NEW YORK (Reuters Health) – The chemical components of disposable facemasks and residues of disinfectants or cosmetics can cause allergic and irritant skin reactions – and patch tests are key to making the correct diagnosis, say clinicians from South Korea.
Dr. Hye One Kim and colleagues from the dermatology department at Kangnam Sacred Heart Hospital in Seoul did a case-control study of adults diagnosed with facial dermatitis after the COVID-19 outbreak.
Participants included 27 patients whose lesions and symptoms worsened after wearing a disposable mask (mask group) and 70 control patients who developed facial dermatitis due to other causes.
Patients in the control group had clinical dermatitis symptoms for significantly longer than patients in the mask group (mean duration, 22.87 months vs. 6.24 months), the researchers report in the Journal of the American Academy of Dermatology.
The distribution of skin lesions was similar in both groups except for the chin area where skin lesions were more frequently observed in the mask group (14.8%) than the control group (5.7%).
Erythema and papules were the most common characteristics of the skin lesions in both groups. However, hyperkeratosis (22.2%) and xerosis (11.1%) were significantly more frequent in the mask group than the control group (4.3% and 1.4%, respectively).
Turning to patch test results, the mask patch tested positive more often to potassium dichromate (25.9%) and 4-tert-butylphenol-formaldehyde resin (14.8%).
Positive reactions to N-isopropyl-N-phenyl-4-phenylenediamine (7.4%), formaldehyde (11.1%) and thimerosal (14.8%) were also more common in the mask group, but the difference was not statistically significant. “Interestingly, these substances are known components of disposable facial masks,” the authors say.
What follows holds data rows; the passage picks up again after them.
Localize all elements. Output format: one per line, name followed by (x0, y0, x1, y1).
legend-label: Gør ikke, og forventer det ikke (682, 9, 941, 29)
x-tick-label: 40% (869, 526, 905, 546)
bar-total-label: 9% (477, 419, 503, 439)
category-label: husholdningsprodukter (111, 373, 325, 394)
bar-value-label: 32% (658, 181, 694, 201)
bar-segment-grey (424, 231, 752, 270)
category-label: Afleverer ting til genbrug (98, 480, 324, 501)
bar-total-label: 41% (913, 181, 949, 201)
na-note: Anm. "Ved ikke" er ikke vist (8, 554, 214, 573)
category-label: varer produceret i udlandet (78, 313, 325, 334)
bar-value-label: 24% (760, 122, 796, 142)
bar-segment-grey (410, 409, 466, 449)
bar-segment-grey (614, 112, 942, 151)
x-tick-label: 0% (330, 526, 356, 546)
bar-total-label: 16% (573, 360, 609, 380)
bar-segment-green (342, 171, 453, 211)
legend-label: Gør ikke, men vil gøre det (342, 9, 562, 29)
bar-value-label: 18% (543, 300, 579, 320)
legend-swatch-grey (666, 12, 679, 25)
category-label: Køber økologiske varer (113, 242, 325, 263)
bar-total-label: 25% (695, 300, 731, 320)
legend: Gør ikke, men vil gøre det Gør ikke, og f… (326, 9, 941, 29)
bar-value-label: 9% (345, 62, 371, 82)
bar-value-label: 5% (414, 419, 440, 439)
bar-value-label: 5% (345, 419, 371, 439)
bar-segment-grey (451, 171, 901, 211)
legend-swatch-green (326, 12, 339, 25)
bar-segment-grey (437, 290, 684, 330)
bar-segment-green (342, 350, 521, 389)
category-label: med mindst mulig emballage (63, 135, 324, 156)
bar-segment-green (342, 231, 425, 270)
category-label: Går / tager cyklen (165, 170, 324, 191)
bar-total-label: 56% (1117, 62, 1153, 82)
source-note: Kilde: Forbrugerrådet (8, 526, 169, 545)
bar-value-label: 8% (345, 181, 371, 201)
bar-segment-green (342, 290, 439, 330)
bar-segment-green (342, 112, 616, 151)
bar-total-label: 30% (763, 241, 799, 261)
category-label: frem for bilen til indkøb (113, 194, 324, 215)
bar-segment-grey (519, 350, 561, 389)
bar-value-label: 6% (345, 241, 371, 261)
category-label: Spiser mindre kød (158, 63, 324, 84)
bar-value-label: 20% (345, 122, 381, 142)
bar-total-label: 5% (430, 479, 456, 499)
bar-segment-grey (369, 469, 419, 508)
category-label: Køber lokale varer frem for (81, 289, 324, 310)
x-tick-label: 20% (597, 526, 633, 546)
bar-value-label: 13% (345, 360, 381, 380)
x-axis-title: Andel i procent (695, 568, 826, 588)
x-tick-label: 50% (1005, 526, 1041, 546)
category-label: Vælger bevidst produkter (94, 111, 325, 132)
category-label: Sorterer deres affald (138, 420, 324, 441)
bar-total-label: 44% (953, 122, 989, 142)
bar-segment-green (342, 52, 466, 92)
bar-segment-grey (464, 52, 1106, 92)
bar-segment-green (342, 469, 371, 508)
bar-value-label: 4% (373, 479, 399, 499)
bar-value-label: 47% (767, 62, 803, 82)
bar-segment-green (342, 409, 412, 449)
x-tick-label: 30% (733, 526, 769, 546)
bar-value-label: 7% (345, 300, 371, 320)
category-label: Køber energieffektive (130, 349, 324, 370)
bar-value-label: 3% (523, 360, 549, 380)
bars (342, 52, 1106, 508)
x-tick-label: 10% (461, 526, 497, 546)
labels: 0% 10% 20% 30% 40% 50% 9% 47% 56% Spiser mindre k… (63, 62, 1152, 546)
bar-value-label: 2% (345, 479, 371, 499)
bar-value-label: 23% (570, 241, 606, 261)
In addition, 11 patients in the control group (15.7%) had negative reactions to all the items in the patch tests, while only one patient in the mask group did (3.7%).
“These results would infer that the chemical components of disposable masks and residues of disinfectants or cosmetics can cause allergic and irritant reactions. Further, given the occlusive, humid environment within a facial mask, it can be assumed that these substances could more easily penetrate the skin and cause facial dermatitis,” Dr. Kim and colleagues say.
“After the COVID-19 pandemic, our living and medical environments have significantly changed and so have the frequency and types of exposure to allergens. Consequently, patch test results are essential in determining the correct diagnosis in patients with facial dermatitis. Our study could be a useful index for determining the causative allergens in patients with facial dermatitis induced by disposable masks,” they conclude.